Braida-Chiusano opened her first teaching studio in New York City, "Studio 64," where she taught classes on Botanical Art. She also taught classes at the New York Botanical Gardens, and in other locations that have included Vermont and France. In 1999, Braida-Chiusano began teaching botanical art classes for Ringling College of Art and Design. She was hired to create a Botanical Art & Illustration Certificate Program for this college in 2002 and taught her program there until 2011. As study guides, she created fourteen textbooks and fifteen supporting course-packs.

In 2004, Braida-Chiusano began teaching at the Marie Selby Botanical Gardens in Sarasota, Florida, when she established the Academy of Botanical Art, and began offering her program to both local and distance learners.

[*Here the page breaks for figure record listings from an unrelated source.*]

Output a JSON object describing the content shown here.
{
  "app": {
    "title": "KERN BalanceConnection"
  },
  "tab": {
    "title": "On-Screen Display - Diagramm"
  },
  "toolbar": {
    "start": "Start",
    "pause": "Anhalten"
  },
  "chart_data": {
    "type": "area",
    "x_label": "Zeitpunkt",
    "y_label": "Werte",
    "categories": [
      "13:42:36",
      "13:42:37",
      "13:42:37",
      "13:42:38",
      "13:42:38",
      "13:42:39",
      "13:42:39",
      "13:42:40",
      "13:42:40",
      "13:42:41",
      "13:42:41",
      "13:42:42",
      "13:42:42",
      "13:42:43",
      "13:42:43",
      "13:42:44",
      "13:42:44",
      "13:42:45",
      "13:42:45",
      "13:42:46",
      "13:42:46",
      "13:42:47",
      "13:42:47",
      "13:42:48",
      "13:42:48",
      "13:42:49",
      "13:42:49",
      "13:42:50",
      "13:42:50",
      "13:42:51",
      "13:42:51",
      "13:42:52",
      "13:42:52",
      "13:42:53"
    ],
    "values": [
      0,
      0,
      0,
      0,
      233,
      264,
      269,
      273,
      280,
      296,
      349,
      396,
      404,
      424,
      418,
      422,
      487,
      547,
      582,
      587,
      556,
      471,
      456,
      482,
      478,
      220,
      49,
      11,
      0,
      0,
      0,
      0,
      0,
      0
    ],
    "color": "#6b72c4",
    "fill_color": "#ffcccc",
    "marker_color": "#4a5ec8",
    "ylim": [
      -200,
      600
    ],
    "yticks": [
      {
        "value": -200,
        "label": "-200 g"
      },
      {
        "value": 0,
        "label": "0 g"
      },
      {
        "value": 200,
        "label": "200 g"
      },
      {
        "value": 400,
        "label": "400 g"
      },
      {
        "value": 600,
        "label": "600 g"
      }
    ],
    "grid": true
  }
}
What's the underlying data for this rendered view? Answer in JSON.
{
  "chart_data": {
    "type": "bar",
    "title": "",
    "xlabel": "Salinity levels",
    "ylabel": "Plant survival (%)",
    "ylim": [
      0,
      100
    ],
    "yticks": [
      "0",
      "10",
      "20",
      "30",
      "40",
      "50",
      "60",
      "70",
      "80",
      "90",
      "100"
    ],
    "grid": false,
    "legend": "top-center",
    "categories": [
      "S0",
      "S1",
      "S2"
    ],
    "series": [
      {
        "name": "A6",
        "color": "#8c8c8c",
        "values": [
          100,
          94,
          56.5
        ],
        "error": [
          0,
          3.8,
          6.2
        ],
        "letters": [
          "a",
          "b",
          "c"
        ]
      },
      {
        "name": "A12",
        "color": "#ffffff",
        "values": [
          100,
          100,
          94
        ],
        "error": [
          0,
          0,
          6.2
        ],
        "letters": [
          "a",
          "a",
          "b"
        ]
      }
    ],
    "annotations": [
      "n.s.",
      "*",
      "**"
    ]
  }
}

In 2008, she also began offering classes in Lexington, Kentucky, at the University of Kentucky Arboretum.

By 2010, the Academy of Botanical Art became the official botanical art school of the Marie Selby Botanical Gardens, and the Gardens became the certifying body to graduate students. Braida-Chiusano's books are the basis for her program, which attracts students from various parts of the world. The work of Olivia Marie Braida-Chiusano now hangs in the permanent collection of three United States Museums: The Hunt Institute for Botanical Documentation, the South Florida Museum, and The Museum of Botany and the Arts at the Marie Selby Botanical Garden. In addition, she created ink illustrations for the Marie Selby Botanical Gardens. The artist also was commissioned to do plant portraits for the Theodore W. Kheel Conference Center in Punta Cana, Dominican Republic, as part of a study on biodiversity and medicinal plants, encouraged by Cornell University. Braida-Chiusano is a member of the Copley Society of Art and continues to create and exhibit art.

==Publication of art==
- 2020: Selby Gardens commissions two orchid paintings to be part of their 45th Anniversary Orchid Show: Women Breaking the Glasshouse Ceiling held at The Marie Selby Botanical Gardens
- 2016: Selby Gardens commissions Brazilian Bromeliad Dwellers for the permanent collection of its Museum of Botany and The Arts in Sarasota, Florida
- 2014: Watercolor painting Magnolia Grandiflora Little Gem #2 exhibited alongside ImogenCunningham's art for Duets exhibit at The Hunt Institute for Botanical Documentation at Carnegie Mellon University in Pittsburgh, Pennsylvania.
- 2013: Collaborated with the South Florida Museum to coordinate Fine Art Botanicals by O.M.Braida and Aspects of Art by Braida's former student Julia Rega.
- 2013: Awarded a Best in Show award for original watercolor Expectations at the AnnualCommunity Juried Exhibition at the Longboat Key Center for the Arts in Sarasota, Florida
- 2013: Art Center Sarasota 2013 Art Calendar sponsored by Boar's Head. Produced by Jeffrey Weisman. Designed and Printed by Precision Litho Service. Inc.
- 2008: Today's Botanical Artists by Cora Marcus and Libby Kyer.
- 2006-8: Natural Selections in Sarasota Magazine. Published full page O.M. Braida Watercolor Paintings from October 2006 to December 2008.
- 2006 International Waterlily and Water Gardening Society. Water Garden Journal. 4th Quarter, 2006. Volume 21, Number 4. Back Cover Image: Nelumbo 'Baby Doll' Dwarf White Lotus watercolor by O.M. Braida
- 2006 International Waterlily and Water Gardening Society. Water Garden Journal. 4th Quarter, 2006. Volume 21, Number 4. Back Cover Image: Nelumbo 'Baby Doll' Dwarf White Lotus watercolor by O.M. Braida
- 2007 Hunt Institute for Botanical Documentation Bibliography of Botanical Art & Literature by James White
11th International Exhibition of Botanical Art & Illustration. Hunt Institute/Carnegie Mellon. Oct 2004 Catalog By James J. White.
- 2002: Woman's Day Gardening & Outdoor Living
- 2001: His Grace Lives On by Kirpal Singh. Color Plate of Art page viii and end covers, B&W Floral decoration on chapter headings on Hardcover edition.